HSBC’s pre-tax profit reaches $10.8bn (£7.8bn)
HSBC confirmed on Monday its decision to pay an interim dividend after its pre-tax profit surged to $5.1bn during Q2.
The FTSE 100 bank continued to cancel provisions made in order to cover credit losses during the pandemic as it saw an improvement in the economic outlook.
HSBC’s profit before tax for H1 rose to $10.8bn (£7.8bn), up from $4.3bn year-on-year.
The bank confirmed it had been profitable across all regions during the period.
Noel Quinn, Group Chief Executive, said: “These are good results that reflect the return of growth in our main markets and marked progress in the execution of our strategy. We were profitable in every region in the first half of the year, supported by the release of expected credit loss provisions.”
“Our lending pipeline began to translate into business growth in the second quarter and we further strengthened that pipeline during the half. This performance enables us to pay an interim dividend for the first six months of 2021.”
“I’m pleased with the momentum generated around our growth and transformation plans, with good delivery against all four pillars of our strategy. In particular, we have taken firm steps to define the future of our US and continental Europe businesses, and further enhanced our global Wealth capabilities.”

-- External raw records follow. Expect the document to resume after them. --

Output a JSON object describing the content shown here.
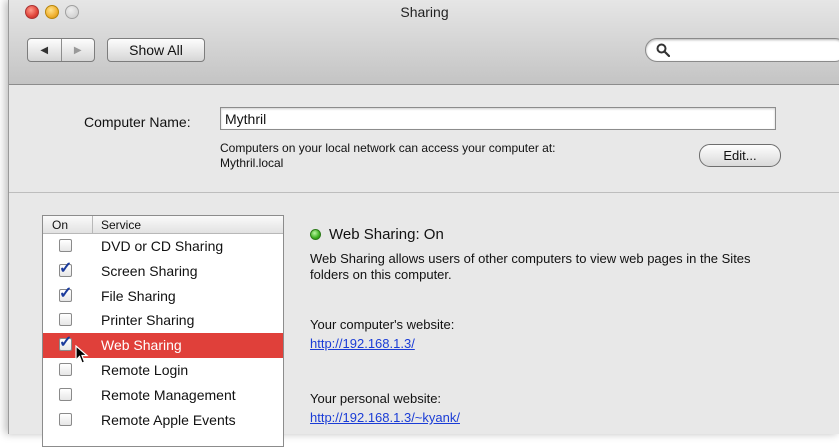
{
  "window": {
    "title": "Sharing"
  },
  "toolbar": {
    "back_icon": "back-arrow-icon",
    "forward_icon": "forward-arrow-icon",
    "show_all_label": "Show All",
    "search_placeholder": "",
    "search_icon": "magnifier-icon"
  },
  "computer_name": {
    "label": "Computer Name:",
    "value": "Mythril",
    "description_line1": "Computers on your local network can access your computer at:",
    "description_line2": "Mythril.local",
    "edit_label": "Edit..."
  },
  "services": {
    "header_on": "On",
    "header_service": "Service",
    "items": [
      {
        "label": "DVD or CD Sharing",
        "checked": false
      },
      {
        "label": "Screen Sharing",
        "checked": true
      },
      {
        "label": "File Sharing",
        "checked": true
      },
      {
        "label": "Printer Sharing",
        "checked": false
      },
      {
        "label": "Web Sharing",
        "checked": true,
        "selected": true
      },
      {
        "label": "Remote Login",
        "checked": false
      },
      {
        "label": "Remote Management",
        "checked": false
      },
      {
        "label": "Remote Apple Events",
        "checked": false
      }
    ]
  },
  "detail": {
    "status_title": "Web Sharing: On",
    "status_color": "#3cb020",
    "description": "Web Sharing allows users of other computers to view web pages in the Sites folders on this computer.",
    "computer_website_label": "Your computer's website:",
    "computer_website_link": "http://192.168.1.3/",
    "personal_website_label": "Your personal website:",
    "personal_website_link": "http://192.168.1.3/~kyank/"
  },
  "colors": {
    "selection": "#e0403a",
    "link": "#1a3cd6"
  }
}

HSBC reinstated its dividend payout following the economic recovery in two of its key markets, Britain and Hong Kong.
The bank will pay an interim dividend of $0.07 per share after the Bank of England gave a green light to do so last month.
HSBC cancelled an additional $300m of provisions made for bad debts during the pandemic in Q2. Over the course of the year, HSBC cancelled $700m of reserves. This means the total of its increase reserves now stands at $2.4bn.
The HSBC share price (LON:HSBA) is up by 1.57% during the morning session on Monday.